Electronic Band Gap ( EBG) and Metamaterials are used in antenna and filter design. I am confused if both are same are the difference in nature? What is a property of Metamaterial and EBG?
So in recent years, metamaterials have become a hot topic for the antennas and propagation community. Although some would argue that there are formal definitions, what most people call "metamaterials" today are structures which exhibit non-traditional behavior not commonly found in nature.
In the early 2000s, Pendry and his group published a paper talking about building a "cloak" from negative index of refraction "metamaterials." This spawned a huge interest back into this field, and over the next several years, prominent scholars in applied electromagnetics presented and debated all sorts of cool things (right-handed, left-handed, causality, etc).
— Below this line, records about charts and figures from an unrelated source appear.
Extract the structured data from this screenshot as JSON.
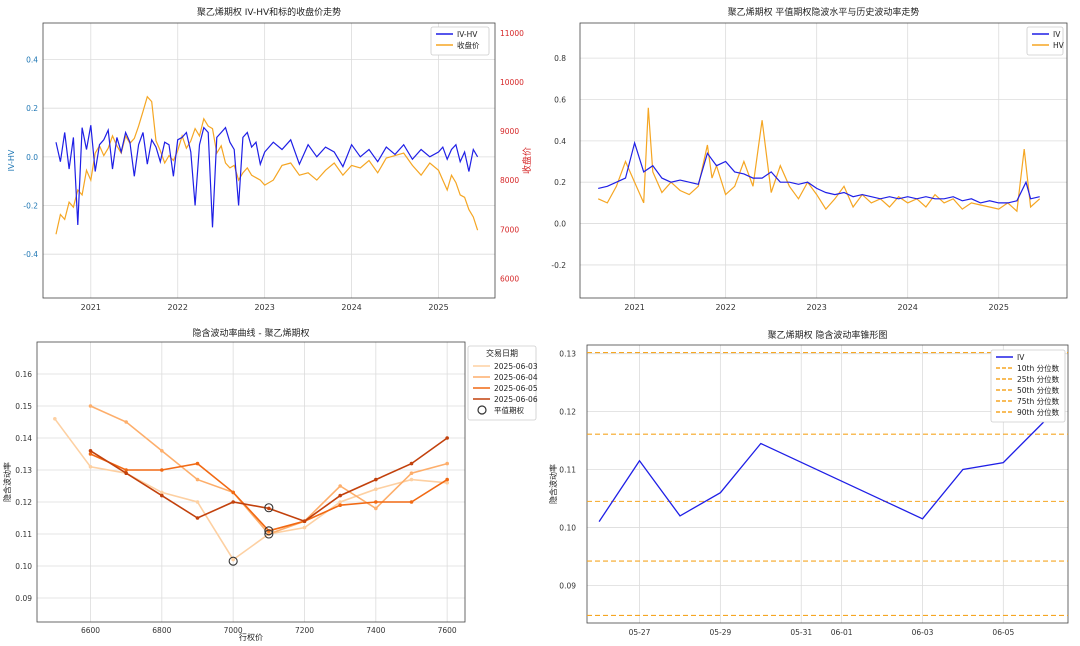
{
  "colors": {
    "iv": "#1f1fe6",
    "hv": "#f5a623",
    "red_axis": "#d62728",
    "blue_axis": "#1f77b4",
    "grid": "#dcdcdc",
    "pct": "#f5a623"
  },
  "chart_data": [
    {
      "type": "line",
      "title": "聚乙烯期权 IV-HV和标的收盘价走势",
      "ylabel_left": "IV-HV",
      "ylabel_right": "收盘价",
      "x_ticks": [
        "2021",
        "2022",
        "2023",
        "2024",
        "2025"
      ],
      "y_left_ticks": [
        "-0.4",
        "-0.2",
        "0.0",
        "0.2",
        "0.4"
      ],
      "y_right_ticks": [
        "6000",
        "7000",
        "8000",
        "9000",
        "10000",
        "11000"
      ],
      "ylim_left": [
        -0.58,
        0.55
      ],
      "ylim_right": [
        5600,
        11200
      ],
      "xlim": [
        2020.45,
        2025.65
      ],
      "legend": [
        "IV-HV",
        "收盘价"
      ],
      "legend_position": "top-right",
      "series": [
        {
          "name": "IV-HV",
          "x": [
            2020.6,
            2020.65,
            2020.7,
            2020.75,
            2020.8,
            2020.85,
            2020.9,
            2020.95,
            2021.0,
            2021.05,
            2021.1,
            2021.15,
            2021.2,
            2021.25,
            2021.3,
            2021.35,
            2021.4,
            2021.45,
            2021.5,
            2021.55,
            2021.6,
            2021.65,
            2021.7,
            2021.75,
            2021.8,
            2021.85,
            2021.9,
            2021.95,
            2022.0,
            2022.05,
            2022.1,
            2022.15,
            2022.2,
            2022.25,
            2022.3,
            2022.35,
            2022.4,
            2022.45,
            2022.5,
            2022.55,
            2022.6,
            2022.65,
            2022.7,
            2022.75,
            2022.8,
            2022.85,
            2022.9,
            2022.95,
            2023.0,
            2023.1,
            2023.2,
            2023.3,
            2023.4,
            2023.5,
            2023.6,
            2023.7,
            2023.8,
            2023.9,
            2024.0,
            2024.1,
            2024.2,
            2024.3,
            2024.4,
            2024.5,
            2024.6,
            2024.7,
            2024.8,
            2024.9,
            2025.0,
            2025.05,
            2025.1,
            2025.15,
            2025.2,
            2025.25,
            2025.3,
            2025.35,
            2025.4,
            2025.45
          ],
          "values": [
            0.06,
            -0.02,
            0.1,
            -0.05,
            0.08,
            -0.28,
            0.12,
            0.03,
            0.13,
            -0.06,
            0.05,
            0.07,
            0.11,
            -0.05,
            0.08,
            0.02,
            0.1,
            0.06,
            -0.08,
            0.05,
            0.1,
            -0.03,
            0.07,
            0.04,
            -0.02,
            0.06,
            0.05,
            -0.08,
            0.07,
            0.08,
            0.1,
            0.02,
            -0.2,
            0.05,
            0.12,
            0.1,
            -0.29,
            0.08,
            0.1,
            0.12,
            0.06,
            0.03,
            -0.2,
            0.08,
            0.1,
            0.04,
            0.06,
            -0.03,
            0.02,
            0.06,
            0.03,
            0.07,
            -0.03,
            0.05,
            0.0,
            0.04,
            0.02,
            -0.04,
            0.05,
            0.0,
            0.03,
            -0.02,
            0.04,
            0.01,
            0.05,
            -0.01,
            0.03,
            0.0,
            0.02,
            0.04,
            -0.01,
            0.03,
            0.05,
            -0.02,
            0.02,
            -0.06,
            0.03,
            0.0
          ]
        },
        {
          "name": "收盘价",
          "x": [
            2020.6,
            2020.65,
            2020.7,
            2020.75,
            2020.8,
            2020.85,
            2020.9,
            2020.95,
            2021.0,
            2021.05,
            2021.1,
            2021.15,
            2021.2,
            2021.25,
            2021.3,
            2021.35,
            2021.4,
            2021.45,
            2021.5,
            2021.55,
            2021.6,
            2021.65,
            2021.7,
            2021.75,
            2021.8,
            2021.85,
            2021.9,
            2021.95,
            2022.0,
            2022.05,
            2022.1,
            2022.15,
            2022.2,
            2022.25,
            2022.3,
            2022.35,
            2022.4,
            2022.45,
            2022.5,
            2022.55,
            2022.6,
            2022.65,
            2022.7,
            2022.75,
            2022.8,
            2022.85,
            2022.9,
            2022.95,
            2023.0,
            2023.1,
            2023.2,
            2023.3,
            2023.4,
            2023.5,
            2023.6,
            2023.7,
            2023.8,
            2023.9,
            2024.0,
            2024.1,
            2024.2,
            2024.3,
            2024.4,
            2024.5,
            2024.6,
            2024.7,
            2024.8,
            2024.9,
            2025.0,
            2025.05,
            2025.1,
            2025.15,
            2025.2,
            2025.25,
            2025.3,
            2025.35,
            2025.4,
            2025.45
          ],
          "values": [
            6900,
            7300,
            7200,
            7550,
            7450,
            7800,
            7700,
            8200,
            8000,
            8550,
            8700,
            8500,
            8650,
            8900,
            8700,
            8550,
            8900,
            8750,
            8850,
            9100,
            9400,
            9700,
            9600,
            8800,
            8600,
            8350,
            8500,
            8400,
            8600,
            8900,
            8650,
            8800,
            9050,
            8900,
            9250,
            9100,
            9050,
            8550,
            8700,
            8350,
            8250,
            8300,
            8000,
            8150,
            8250,
            8100,
            8050,
            8000,
            7900,
            8000,
            8300,
            8350,
            8100,
            8150,
            8000,
            8200,
            8350,
            8100,
            8300,
            8250,
            8400,
            8150,
            8450,
            8500,
            8550,
            8300,
            8100,
            8350,
            8200,
            8000,
            7800,
            8100,
            7950,
            7700,
            7650,
            7400,
            7250,
            6980
          ]
        }
      ]
    },
    {
      "type": "line",
      "title": "聚乙烯期权 平值期权隐波水平与历史波动率走势",
      "x_ticks": [
        "2021",
        "2022",
        "2023",
        "2024",
        "2025"
      ],
      "y_ticks": [
        "-0.2",
        "0.0",
        "0.2",
        "0.4",
        "0.6",
        "0.8"
      ],
      "ylim": [
        -0.36,
        0.97
      ],
      "xlim": [
        2020.4,
        2025.75
      ],
      "legend": [
        "IV",
        "HV"
      ],
      "legend_position": "top-right",
      "series": [
        {
          "name": "IV",
          "x": [
            2020.6,
            2020.7,
            2020.8,
            2020.9,
            2021.0,
            2021.1,
            2021.2,
            2021.3,
            2021.4,
            2021.5,
            2021.6,
            2021.7,
            2021.8,
            2021.9,
            2022.0,
            2022.1,
            2022.2,
            2022.3,
            2022.4,
            2022.5,
            2022.6,
            2022.7,
            2022.8,
            2022.9,
            2023.0,
            2023.1,
            2023.2,
            2023.3,
            2023.4,
            2023.5,
            2023.6,
            2023.7,
            2023.8,
            2023.9,
            2024.0,
            2024.1,
            2024.2,
            2024.3,
            2024.4,
            2024.5,
            2024.6,
            2024.7,
            2024.8,
            2024.9,
            2025.0,
            2025.1,
            2025.2,
            2025.3,
            2025.35,
            2025.45
          ],
          "values": [
            0.17,
            0.18,
            0.2,
            0.22,
            0.39,
            0.25,
            0.28,
            0.22,
            0.2,
            0.21,
            0.2,
            0.19,
            0.34,
            0.28,
            0.3,
            0.25,
            0.24,
            0.22,
            0.22,
            0.25,
            0.2,
            0.2,
            0.19,
            0.2,
            0.17,
            0.15,
            0.14,
            0.15,
            0.13,
            0.14,
            0.13,
            0.12,
            0.13,
            0.12,
            0.13,
            0.12,
            0.13,
            0.12,
            0.12,
            0.13,
            0.11,
            0.12,
            0.1,
            0.11,
            0.1,
            0.1,
            0.11,
            0.2,
            0.12,
            0.13
          ]
        },
        {
          "name": "HV",
          "x": [
            2020.6,
            2020.7,
            2020.8,
            2020.9,
            2021.0,
            2021.1,
            2021.15,
            2021.2,
            2021.3,
            2021.4,
            2021.5,
            2021.6,
            2021.7,
            2021.8,
            2021.85,
            2021.9,
            2022.0,
            2022.1,
            2022.2,
            2022.3,
            2022.4,
            2022.5,
            2022.6,
            2022.7,
            2022.8,
            2022.9,
            2023.0,
            2023.1,
            2023.2,
            2023.3,
            2023.4,
            2023.5,
            2023.6,
            2023.7,
            2023.8,
            2023.9,
            2024.0,
            2024.1,
            2024.2,
            2024.3,
            2024.4,
            2024.5,
            2024.6,
            2024.7,
            2024.8,
            2024.9,
            2025.0,
            2025.1,
            2025.2,
            2025.28,
            2025.35,
            2025.45
          ],
          "values": [
            0.12,
            0.1,
            0.18,
            0.3,
            0.2,
            0.1,
            0.56,
            0.25,
            0.15,
            0.2,
            0.16,
            0.14,
            0.18,
            0.38,
            0.22,
            0.28,
            0.14,
            0.18,
            0.3,
            0.18,
            0.5,
            0.15,
            0.28,
            0.18,
            0.12,
            0.2,
            0.14,
            0.07,
            0.12,
            0.18,
            0.08,
            0.14,
            0.1,
            0.12,
            0.08,
            0.13,
            0.1,
            0.12,
            0.08,
            0.14,
            0.1,
            0.12,
            0.07,
            0.1,
            0.09,
            0.08,
            0.07,
            0.1,
            0.06,
            0.36,
            0.08,
            0.12
          ]
        }
      ]
    },
    {
      "type": "line",
      "title": "隐含波动率曲线 - 聚乙烯期权",
      "xlabel": "行权价",
      "ylabel": "隐含波动率",
      "x_ticks": [
        "6600",
        "6800",
        "7000",
        "7200",
        "7400",
        "7600"
      ],
      "y_ticks": [
        "0.09",
        "0.10",
        "0.11",
        "0.12",
        "0.13",
        "0.14",
        "0.15",
        "0.16"
      ],
      "xlim": [
        6450,
        7650
      ],
      "ylim": [
        0.0825,
        0.17
      ],
      "legend_title": "交易日期",
      "legend": [
        "2025-06-03",
        "2025-06-04",
        "2025-06-05",
        "2025-06-06",
        "平值期权"
      ],
      "legend_position": "outside-right",
      "series": [
        {
          "name": "2025-06-03",
          "color": "#fdd0a2",
          "x": [
            6500,
            6600,
            6700,
            6800,
            6900,
            7000,
            7100,
            7200,
            7300,
            7400,
            7500,
            7600
          ],
          "values": [
            0.146,
            0.131,
            0.129,
            0.123,
            0.12,
            0.102,
            0.11,
            0.112,
            0.12,
            0.124,
            0.127,
            0.126
          ]
        },
        {
          "name": "2025-06-04",
          "color": "#fdae6b",
          "x": [
            6600,
            6700,
            6800,
            6900,
            7000,
            7100,
            7200,
            7300,
            7400,
            7500,
            7600
          ],
          "values": [
            0.15,
            0.145,
            0.136,
            0.127,
            0.123,
            0.11,
            0.114,
            0.125,
            0.118,
            0.129,
            0.132
          ]
        },
        {
          "name": "2025-06-05",
          "color": "#f16913",
          "x": [
            6600,
            6700,
            6800,
            6900,
            7000,
            7100,
            7200,
            7300,
            7400,
            7500,
            7600
          ],
          "values": [
            0.135,
            0.13,
            0.13,
            0.132,
            0.123,
            0.111,
            0.114,
            0.119,
            0.12,
            0.12,
            0.127
          ]
        },
        {
          "name": "2025-06-06",
          "color": "#c2410c",
          "x": [
            6600,
            6700,
            6800,
            6900,
            7000,
            7100,
            7200,
            7300,
            7400,
            7500,
            7600
          ],
          "values": [
            0.136,
            0.129,
            0.122,
            0.115,
            0.12,
            0.118,
            0.114,
            0.122,
            0.127,
            0.132,
            0.14
          ]
        }
      ],
      "atm_points": [
        {
          "x": 7000,
          "y": 0.1015
        },
        {
          "x": 7100,
          "y": 0.11
        },
        {
          "x": 7100,
          "y": 0.111
        },
        {
          "x": 7100,
          "y": 0.1182
        }
      ]
    },
    {
      "type": "line",
      "title": "聚乙烯期权 隐含波动率锥形图",
      "ylabel": "隐含波动率",
      "x_ticks": [
        "05-27",
        "05-29",
        "05-31",
        "06-01",
        "06-03",
        "06-05"
      ],
      "x_tick_days": [
        1,
        3,
        5,
        6,
        8,
        10
      ],
      "y_ticks": [
        "0.09",
        "0.10",
        "0.11",
        "0.12",
        "0.13"
      ],
      "ylim": [
        0.0835,
        0.1315
      ],
      "xlim": [
        -0.3,
        11.6
      ],
      "legend": [
        "IV",
        "10th 分位数",
        "25th 分位数",
        "50th 分位数",
        "75th 分位数",
        "90th 分位数"
      ],
      "legend_position": "top-right",
      "series": [
        {
          "name": "IV",
          "x": [
            0,
            1,
            2,
            3,
            4,
            8,
            9,
            10,
            11
          ],
          "values": [
            0.101,
            0.1115,
            0.102,
            0.106,
            0.1145,
            0.1015,
            0.11,
            0.1112,
            0.1182
          ]
        }
      ],
      "percentiles": [
        {
          "name": "10th 分位数",
          "value": 0.0848
        },
        {
          "name": "25th 分位数",
          "value": 0.0942
        },
        {
          "name": "50th 分位数",
          "value": 0.1045
        },
        {
          "name": "75th 分位数",
          "value": 0.1161
        },
        {
          "name": "90th 分位数",
          "value": 0.1302
        }
      ]
    }
  ]
}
A good source on the subject is the book Metamaterials: Physics and Engineering Explorations by Nader Enghetta and Richard Ziolkowski.
Artificial dielectrics and impedance surfaces were around for years. The called them many things in papers, but they are all structures which exhibit strange scattering behavior. There's a chapter in Enghetta text on "impedance surfaces," which is the same thing as EBGs; Daniel Sievenpiper wrote it. Basically, they're structures which appear as an artificial impedance boundary to incident waves. Sievenpiper and his group at UCSD pioneered much of the research in this area. They came up with the now famous mushroom periodic structure. An application of this is building artificial magnetic ground planes, which if possible, would be huge. If you're familiar with image theory, think about what happens to horizontal electric currents close to a magnetic ground? (It doubles!)
Anyways, I don't want to open the floodgates of debate on what constitutes one or the other. In general, you'll find that most people today consider EBGs to be a type of metamaterial, along with frequency selective surfaces (FSS), magnetodielectrics, metaferrites, negative index of refraction materials, etc. But do check out the Enghetta/Ziolkowski text.